Despite Ellison’s best intentions, the remote and rugged nature of Vancouver Island sunk dreams of luxury tourism. Instead, we got a wild and beautiful mountain park on the Comox Valley and Campbell River doorstep.

But the park designation didn’t stop the attacks. The Class A status was supposed to provide the gold standard of protection, prohibiting mining, hydroelectric development, and commercial logging activities. But, unfortunately, it turns out the gold standard protection in BC is not as rock-solid as it appears on paper.

If, when it was created, Strathcona was meant to be a cathedral of conservation, cracks started appearing before the mortar had dried. BC’s flagship park has been under attack almost since its founding.

First, mining interests eroded the park boundaries, followed by logging in the 1930s and 40s. Then, the 1950s brought hydroelectricity development within the park to feed the pulp and paper mill in Campbell River. Then, in the mid-1960s, the province permitted Western Mine Ltd to develop copper and zinc claims near Myra Falls at the end of Buttle Lake, setting a new low for conservation in a Class A park. Then in the mid-1980s, the Friends of Strathcona Park (FOSP) narrowly averted a plan to downgrade parts of the park to allow mining expansion.

And the most recent fight was over granting a special park use permit tenure for the now-defunct Clayoquot Wilderness Resort, a $1000 per night plus lodge that wanted to develop trails and camping infrastructure to enable horseback tours in Bedwell Valley for its high-end guests. FOSP won this battle as well.

On the surface, one might wonder what’s the big deal about some privately built horse trails. FOSP treats Strathcona as something sacred because you can’t undo mines and hydroelectric reservoirs.
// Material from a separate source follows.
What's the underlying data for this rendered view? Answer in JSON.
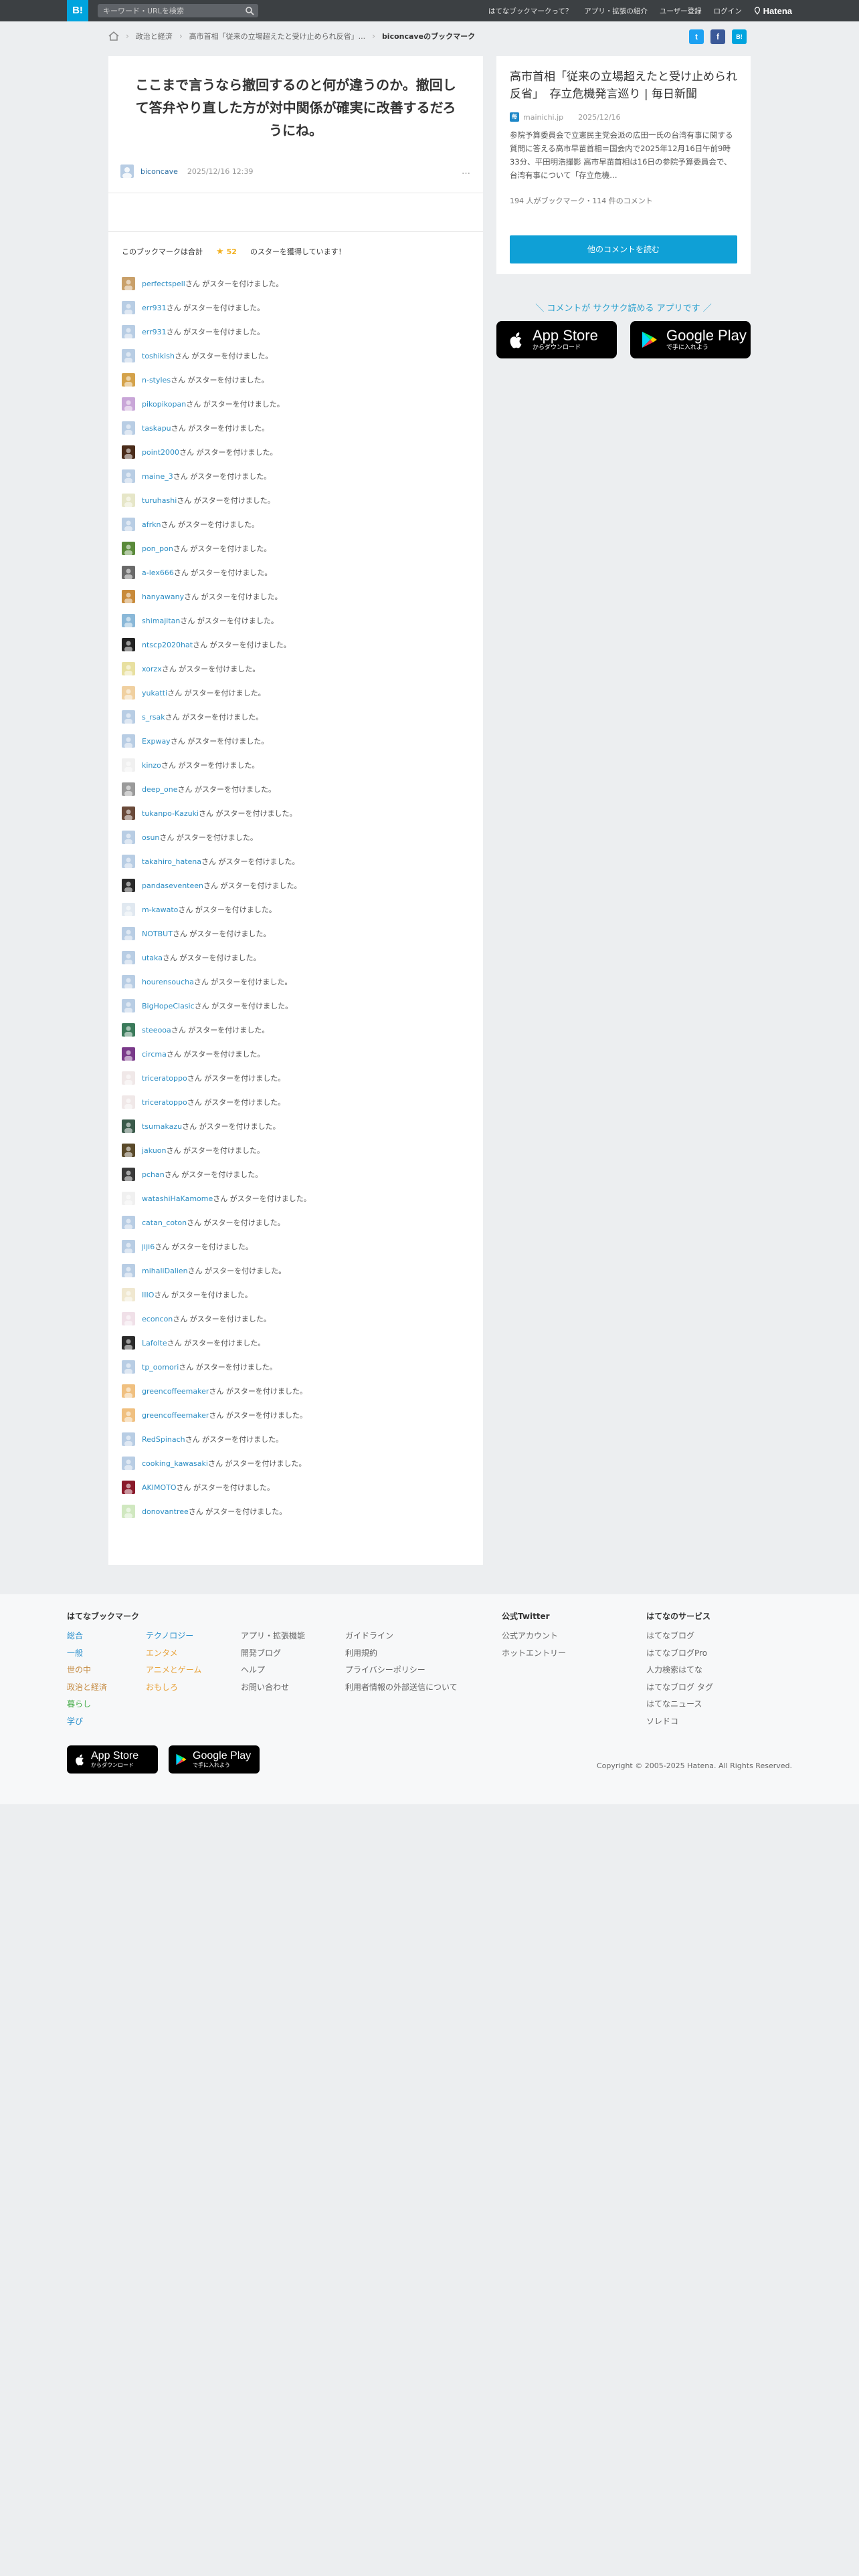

Whenever policies are developed and implemented in Strathcona, they tend to set the norm for the entire parks system.

In the early 1980s, a government-appointed committee mourned the state of the park.  The strongly-worded report noted that Strathcona “now embraces a reservoir that was once a lake, logged over forestland that has not been replanted, several mineral claims and an operating mine, a power line right-of-way, and a boundary that defies park principles…” The report went on to conclude that the “Park is, in a word,  a mess.”

Is this the price of progress?

If so, then it’s a major blow to the intention of a Class A park.

But, on a more optimistic note, we still have the park because concerned citizens band together and fought interests trying to make a buck.

Chances are no modern government or politician would have the guts to carve off another chunk of Strathcona for industrial purposes as was done in the past.

Primarily because we have tenacious citizen watchdogs at FOSP to hold the government’s feet to the fire when necessary.